As our University expands, it is time we said goodbye to our student unions


Barry Collinge

A choice of unions is as natural to our university life as Potter-esque architecture, a thigh-burning climb to the library and at least one regret involving Viper. But could our student organisations be better? Two articles in a recent issue of the Glasgow Guardian cast light on trouble facing them – their income has been slashed when student numbers (and fees) are bulging, and their failure to have any kind of gender balance in the acts for Freshers’ Week.

Our unions (the QMU and GUU, along with the SRC) strive to improve campus life. The combination of events and services offered is overwhelming, and their hard work should be recognised and appreciated. However, we shouldn’t turn away from their problems and a chance to talk about what changes would be best for them and us. Are their arrangements holding us back from something better? Could we, and future generations of students, benefit from combining the strengths of the SRC, QMU and GUU into a single union?

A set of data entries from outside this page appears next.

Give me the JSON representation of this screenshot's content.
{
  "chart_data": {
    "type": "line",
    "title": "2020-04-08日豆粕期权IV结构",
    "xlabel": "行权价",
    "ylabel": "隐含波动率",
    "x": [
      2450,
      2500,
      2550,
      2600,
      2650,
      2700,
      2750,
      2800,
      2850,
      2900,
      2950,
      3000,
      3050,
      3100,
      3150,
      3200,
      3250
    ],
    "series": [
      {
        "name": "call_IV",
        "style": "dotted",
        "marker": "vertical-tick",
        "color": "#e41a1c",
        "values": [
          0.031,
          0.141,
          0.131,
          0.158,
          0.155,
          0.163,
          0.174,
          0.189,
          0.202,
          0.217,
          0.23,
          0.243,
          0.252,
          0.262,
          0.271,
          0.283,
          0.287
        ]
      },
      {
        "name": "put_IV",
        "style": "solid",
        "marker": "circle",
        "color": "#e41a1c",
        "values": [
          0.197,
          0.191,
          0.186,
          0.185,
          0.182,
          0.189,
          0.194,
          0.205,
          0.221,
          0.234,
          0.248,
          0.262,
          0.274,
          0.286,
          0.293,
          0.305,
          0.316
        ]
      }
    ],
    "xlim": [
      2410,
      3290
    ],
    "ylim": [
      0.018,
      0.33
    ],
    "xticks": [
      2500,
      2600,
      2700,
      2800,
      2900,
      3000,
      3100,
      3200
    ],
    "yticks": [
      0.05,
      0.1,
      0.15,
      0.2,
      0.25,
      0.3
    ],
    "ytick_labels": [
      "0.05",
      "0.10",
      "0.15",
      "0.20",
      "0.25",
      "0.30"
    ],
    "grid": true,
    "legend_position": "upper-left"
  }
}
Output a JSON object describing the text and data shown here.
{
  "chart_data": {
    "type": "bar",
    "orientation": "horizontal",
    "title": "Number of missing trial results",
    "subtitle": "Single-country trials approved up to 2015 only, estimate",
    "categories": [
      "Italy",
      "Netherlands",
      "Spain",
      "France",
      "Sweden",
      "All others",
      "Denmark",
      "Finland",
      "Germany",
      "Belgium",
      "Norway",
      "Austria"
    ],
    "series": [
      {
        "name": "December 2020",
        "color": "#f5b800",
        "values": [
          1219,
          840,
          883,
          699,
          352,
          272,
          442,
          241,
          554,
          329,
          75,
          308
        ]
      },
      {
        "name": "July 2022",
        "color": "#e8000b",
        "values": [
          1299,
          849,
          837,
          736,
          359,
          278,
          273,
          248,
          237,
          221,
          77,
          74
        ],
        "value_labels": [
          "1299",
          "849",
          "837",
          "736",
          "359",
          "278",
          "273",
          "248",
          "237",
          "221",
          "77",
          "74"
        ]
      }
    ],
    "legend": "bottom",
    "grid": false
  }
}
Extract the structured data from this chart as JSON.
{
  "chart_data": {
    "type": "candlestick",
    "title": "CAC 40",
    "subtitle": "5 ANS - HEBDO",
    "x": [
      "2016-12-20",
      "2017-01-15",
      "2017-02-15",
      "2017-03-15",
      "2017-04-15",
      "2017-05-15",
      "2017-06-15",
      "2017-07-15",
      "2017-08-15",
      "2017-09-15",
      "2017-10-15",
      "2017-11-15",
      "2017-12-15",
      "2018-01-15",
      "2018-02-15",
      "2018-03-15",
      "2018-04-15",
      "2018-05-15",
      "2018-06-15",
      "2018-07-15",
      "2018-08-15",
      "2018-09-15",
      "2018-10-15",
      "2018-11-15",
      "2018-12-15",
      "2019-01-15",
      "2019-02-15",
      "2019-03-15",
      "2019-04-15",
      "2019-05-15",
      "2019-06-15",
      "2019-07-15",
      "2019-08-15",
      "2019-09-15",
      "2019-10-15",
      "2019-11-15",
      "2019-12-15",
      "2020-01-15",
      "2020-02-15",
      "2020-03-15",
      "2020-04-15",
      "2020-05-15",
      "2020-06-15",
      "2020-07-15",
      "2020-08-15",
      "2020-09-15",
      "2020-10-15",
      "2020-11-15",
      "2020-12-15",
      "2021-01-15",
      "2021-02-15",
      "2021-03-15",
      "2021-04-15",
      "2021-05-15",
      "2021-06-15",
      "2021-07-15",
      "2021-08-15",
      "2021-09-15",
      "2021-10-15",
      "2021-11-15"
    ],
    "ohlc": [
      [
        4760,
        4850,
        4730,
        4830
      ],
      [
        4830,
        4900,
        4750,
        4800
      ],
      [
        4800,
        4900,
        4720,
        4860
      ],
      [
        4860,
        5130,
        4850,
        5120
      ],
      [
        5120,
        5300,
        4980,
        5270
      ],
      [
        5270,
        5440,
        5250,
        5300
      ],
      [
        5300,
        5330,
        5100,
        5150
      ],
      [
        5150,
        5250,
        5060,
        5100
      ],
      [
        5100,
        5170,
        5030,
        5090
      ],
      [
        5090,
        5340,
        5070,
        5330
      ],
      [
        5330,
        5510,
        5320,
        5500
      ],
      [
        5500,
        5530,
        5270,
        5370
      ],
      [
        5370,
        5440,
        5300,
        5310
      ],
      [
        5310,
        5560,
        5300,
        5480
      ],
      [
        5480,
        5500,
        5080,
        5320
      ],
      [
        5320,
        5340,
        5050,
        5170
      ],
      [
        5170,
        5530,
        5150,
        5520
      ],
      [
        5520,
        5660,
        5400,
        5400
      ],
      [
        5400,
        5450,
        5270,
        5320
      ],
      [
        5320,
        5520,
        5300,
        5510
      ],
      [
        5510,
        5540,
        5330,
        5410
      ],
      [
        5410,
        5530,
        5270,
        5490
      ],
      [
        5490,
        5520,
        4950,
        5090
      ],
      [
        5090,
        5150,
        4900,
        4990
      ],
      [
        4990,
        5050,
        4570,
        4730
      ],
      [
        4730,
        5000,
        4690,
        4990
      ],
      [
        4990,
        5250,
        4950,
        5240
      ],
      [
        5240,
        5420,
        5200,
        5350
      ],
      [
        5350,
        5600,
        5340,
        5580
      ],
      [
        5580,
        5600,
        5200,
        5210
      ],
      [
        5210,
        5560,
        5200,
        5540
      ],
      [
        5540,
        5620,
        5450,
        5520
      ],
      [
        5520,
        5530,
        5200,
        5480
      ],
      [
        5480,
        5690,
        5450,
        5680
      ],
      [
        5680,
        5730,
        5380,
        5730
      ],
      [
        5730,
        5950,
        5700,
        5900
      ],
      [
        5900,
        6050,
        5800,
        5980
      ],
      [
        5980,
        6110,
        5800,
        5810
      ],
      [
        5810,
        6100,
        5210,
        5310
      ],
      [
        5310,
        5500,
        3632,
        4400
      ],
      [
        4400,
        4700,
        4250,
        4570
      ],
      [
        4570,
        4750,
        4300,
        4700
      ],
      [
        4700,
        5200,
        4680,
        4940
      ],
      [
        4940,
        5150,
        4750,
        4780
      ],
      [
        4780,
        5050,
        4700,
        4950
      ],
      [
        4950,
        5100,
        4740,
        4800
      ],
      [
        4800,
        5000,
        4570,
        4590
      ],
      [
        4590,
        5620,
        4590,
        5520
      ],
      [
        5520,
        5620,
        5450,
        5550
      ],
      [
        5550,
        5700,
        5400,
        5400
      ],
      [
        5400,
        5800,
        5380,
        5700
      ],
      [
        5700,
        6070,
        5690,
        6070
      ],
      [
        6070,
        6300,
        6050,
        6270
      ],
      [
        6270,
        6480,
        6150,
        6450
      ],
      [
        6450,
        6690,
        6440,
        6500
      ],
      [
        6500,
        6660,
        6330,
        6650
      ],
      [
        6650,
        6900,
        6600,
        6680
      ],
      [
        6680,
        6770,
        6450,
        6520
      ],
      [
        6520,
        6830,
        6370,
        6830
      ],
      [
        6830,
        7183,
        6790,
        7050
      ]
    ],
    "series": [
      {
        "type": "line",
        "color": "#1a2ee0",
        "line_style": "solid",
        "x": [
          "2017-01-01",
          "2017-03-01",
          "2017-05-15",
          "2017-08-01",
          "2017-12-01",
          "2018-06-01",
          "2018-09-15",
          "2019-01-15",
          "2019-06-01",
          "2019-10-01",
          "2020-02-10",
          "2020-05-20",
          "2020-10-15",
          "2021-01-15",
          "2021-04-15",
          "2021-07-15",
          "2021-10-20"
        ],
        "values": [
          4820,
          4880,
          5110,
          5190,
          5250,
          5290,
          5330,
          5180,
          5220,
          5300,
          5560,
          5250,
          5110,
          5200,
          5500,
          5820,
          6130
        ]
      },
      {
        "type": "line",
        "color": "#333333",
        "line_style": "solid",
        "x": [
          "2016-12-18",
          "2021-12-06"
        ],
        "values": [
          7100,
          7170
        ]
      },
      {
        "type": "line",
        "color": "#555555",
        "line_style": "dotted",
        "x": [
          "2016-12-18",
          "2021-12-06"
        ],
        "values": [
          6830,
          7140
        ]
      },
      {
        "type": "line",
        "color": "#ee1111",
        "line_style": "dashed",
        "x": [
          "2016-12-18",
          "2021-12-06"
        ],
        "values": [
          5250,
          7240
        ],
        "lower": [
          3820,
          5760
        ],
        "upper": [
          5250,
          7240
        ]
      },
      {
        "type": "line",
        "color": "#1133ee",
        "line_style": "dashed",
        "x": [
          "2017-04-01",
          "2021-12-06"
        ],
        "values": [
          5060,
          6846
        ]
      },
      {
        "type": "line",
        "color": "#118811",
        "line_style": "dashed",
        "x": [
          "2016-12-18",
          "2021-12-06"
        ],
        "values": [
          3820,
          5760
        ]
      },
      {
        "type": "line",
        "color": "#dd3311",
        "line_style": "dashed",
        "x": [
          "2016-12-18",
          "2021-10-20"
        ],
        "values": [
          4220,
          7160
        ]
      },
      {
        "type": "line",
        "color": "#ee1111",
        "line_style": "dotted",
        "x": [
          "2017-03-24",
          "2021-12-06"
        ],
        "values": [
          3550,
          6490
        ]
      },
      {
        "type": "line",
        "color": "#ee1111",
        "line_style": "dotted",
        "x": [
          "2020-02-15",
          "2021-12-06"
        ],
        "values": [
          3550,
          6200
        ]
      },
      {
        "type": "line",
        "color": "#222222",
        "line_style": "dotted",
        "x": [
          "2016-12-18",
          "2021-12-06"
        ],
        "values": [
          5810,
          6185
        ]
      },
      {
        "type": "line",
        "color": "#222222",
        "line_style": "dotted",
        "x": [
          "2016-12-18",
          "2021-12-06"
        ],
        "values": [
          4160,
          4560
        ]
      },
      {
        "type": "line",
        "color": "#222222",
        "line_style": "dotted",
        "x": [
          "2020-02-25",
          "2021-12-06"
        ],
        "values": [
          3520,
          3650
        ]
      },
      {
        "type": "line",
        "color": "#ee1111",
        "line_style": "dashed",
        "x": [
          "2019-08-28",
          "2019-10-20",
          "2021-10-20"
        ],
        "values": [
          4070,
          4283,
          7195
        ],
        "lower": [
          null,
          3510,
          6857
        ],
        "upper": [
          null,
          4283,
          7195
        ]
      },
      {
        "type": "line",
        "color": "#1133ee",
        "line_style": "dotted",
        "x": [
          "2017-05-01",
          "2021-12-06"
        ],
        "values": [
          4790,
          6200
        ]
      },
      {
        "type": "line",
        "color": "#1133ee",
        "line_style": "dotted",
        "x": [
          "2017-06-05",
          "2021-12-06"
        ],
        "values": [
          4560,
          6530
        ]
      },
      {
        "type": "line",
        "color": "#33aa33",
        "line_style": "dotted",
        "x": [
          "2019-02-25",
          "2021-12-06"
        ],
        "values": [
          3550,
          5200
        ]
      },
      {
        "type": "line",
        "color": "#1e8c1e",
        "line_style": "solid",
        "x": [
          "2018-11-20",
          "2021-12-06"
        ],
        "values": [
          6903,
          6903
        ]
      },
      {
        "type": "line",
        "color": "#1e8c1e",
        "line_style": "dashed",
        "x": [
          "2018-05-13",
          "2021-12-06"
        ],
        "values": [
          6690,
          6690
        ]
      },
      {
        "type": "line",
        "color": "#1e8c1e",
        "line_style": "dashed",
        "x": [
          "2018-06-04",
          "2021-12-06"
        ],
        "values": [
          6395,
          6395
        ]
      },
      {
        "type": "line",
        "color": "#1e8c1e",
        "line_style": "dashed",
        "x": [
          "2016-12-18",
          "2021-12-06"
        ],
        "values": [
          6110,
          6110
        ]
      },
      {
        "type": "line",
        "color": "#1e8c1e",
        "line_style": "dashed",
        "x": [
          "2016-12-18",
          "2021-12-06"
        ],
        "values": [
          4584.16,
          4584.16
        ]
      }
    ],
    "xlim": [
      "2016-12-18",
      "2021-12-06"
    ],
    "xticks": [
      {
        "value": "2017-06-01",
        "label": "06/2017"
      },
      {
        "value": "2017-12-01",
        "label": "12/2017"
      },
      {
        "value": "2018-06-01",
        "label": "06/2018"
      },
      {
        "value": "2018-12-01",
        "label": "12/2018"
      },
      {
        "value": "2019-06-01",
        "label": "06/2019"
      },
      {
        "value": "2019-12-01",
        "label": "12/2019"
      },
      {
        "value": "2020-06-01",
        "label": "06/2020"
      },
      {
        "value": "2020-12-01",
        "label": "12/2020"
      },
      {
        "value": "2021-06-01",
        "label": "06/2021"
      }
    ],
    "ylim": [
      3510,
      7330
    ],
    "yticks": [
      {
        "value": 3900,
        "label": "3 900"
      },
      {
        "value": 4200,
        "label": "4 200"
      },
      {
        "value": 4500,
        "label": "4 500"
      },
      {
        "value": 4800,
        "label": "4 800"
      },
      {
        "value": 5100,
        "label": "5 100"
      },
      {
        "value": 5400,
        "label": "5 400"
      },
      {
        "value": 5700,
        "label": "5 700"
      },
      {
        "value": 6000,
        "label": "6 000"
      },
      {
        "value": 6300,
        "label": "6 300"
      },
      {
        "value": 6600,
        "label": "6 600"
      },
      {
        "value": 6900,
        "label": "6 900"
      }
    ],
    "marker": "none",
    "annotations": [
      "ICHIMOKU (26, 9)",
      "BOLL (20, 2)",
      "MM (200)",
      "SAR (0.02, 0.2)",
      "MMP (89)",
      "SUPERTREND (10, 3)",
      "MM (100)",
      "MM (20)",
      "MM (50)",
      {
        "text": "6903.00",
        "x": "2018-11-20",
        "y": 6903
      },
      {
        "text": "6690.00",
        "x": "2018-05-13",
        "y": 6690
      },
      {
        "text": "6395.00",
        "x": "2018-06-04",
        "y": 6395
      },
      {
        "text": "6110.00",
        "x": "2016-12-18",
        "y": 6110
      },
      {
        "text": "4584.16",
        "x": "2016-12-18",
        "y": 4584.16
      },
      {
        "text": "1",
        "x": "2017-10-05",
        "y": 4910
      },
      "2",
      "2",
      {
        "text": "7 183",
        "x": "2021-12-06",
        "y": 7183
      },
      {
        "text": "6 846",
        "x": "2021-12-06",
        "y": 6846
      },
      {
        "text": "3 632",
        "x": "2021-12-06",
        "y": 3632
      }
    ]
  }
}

We undeniably have a colossal student representative body: there are more than 70 posts across three organisations. Most of these are filled during the annual spring elections that are a shambles of democracy—four elections (including GUSA’s) happen simultaneously. Popularity contests and Haribo overdoses aside, the chaos of vague position titles, manifestos and hustings leave candidates barely scrutinised, some running completely unopposed for influential positions. There is a wealth of opportunity to get involved but the democracy that our campus should see every year, the process which has some influence on our experience, is diluted at every turn.

One union, a completely new organisation comprised of all three existing bodies, with a clear structure would give us the chance to decide and define our experience together. A single distinct election would be a time to ask and answer difficult questions; to declare that this is who we are; to form a unified team that not only represents all of us, but is invested in—and answers to—the entire student population.

The money all three groups receive from the University is ultimately for us to improve our experience, but it is currently spread thinly across three small budgets. Bringing these small incomes together would help us better manage and decide where it should be spent, while offering the opportunity to do more, and the strength to negotiate better deals with suppliers. It would also highlight just how much the University is giving directly back to us, or how little. One union wouldn’t just have the strength to better manage our funds, but effectively protest against any cut in its block grant when the University’s surplus appears to be growing. An unjustified reduction of £10,000 is little more than a fraction to the university, but could be devastating to our campus life. We need a unified independent body that can challenge university decisions, demand more direct investment in student life, and one that we can unite behind.

Many would argue that more student associations offer greater variety, with more places to eat, drink, play pool and host events. The assortment of interests and cultures on campus are, however, already covered by the ever-growing carnival of societies, while the unions are in direct opposition to each other. Although some would say competition is healthy, it doesn’t contribute to our experience. Any student body should be there for one thing: the students, not vying to declare a bigger profit, Freshers’ Week or club night. Any disapproval of one union inevitably leads to others pointing out two things: the good that union does, and what’s rotten in the state of the other one.

Each union has its own character and attitude, borne from its members, but if you don’t like it the immediate response shouldn’t be to suggest that you have no stake in the union – you can go elsewhere and let it carry on without any change. It currently takes something that grabs shameful headlines or threatens closure to stir any kind of adjustment, and even then it isn’t to directly answer student criticism, but merely to quell the flames. One union would be responsible for all our interests, to listen and make real transformations where we needed them—as well as being a place where we were all invested, and all contributing towards.

Does the novelty of three separate student bodies work for us as best it can, or is it a trinket to show off with, a convention so entrenched here that it is above scrutiny? There is no reason we cannot continue our traditions—a distinguished debating society; a hive of progressive culture; open mics and Daft Fridays—while realising the possibilities that best represent all of us in one unified student union. Our history should be appreciated for giving us what we have today, but it must not dictate our possibilities for tomorrow. As the University is about to begin a new era of exceptional expansion, it is our right to be at the heart of change. We should not merely accept the problems while resting on our successes, we should be evolving and building upon them.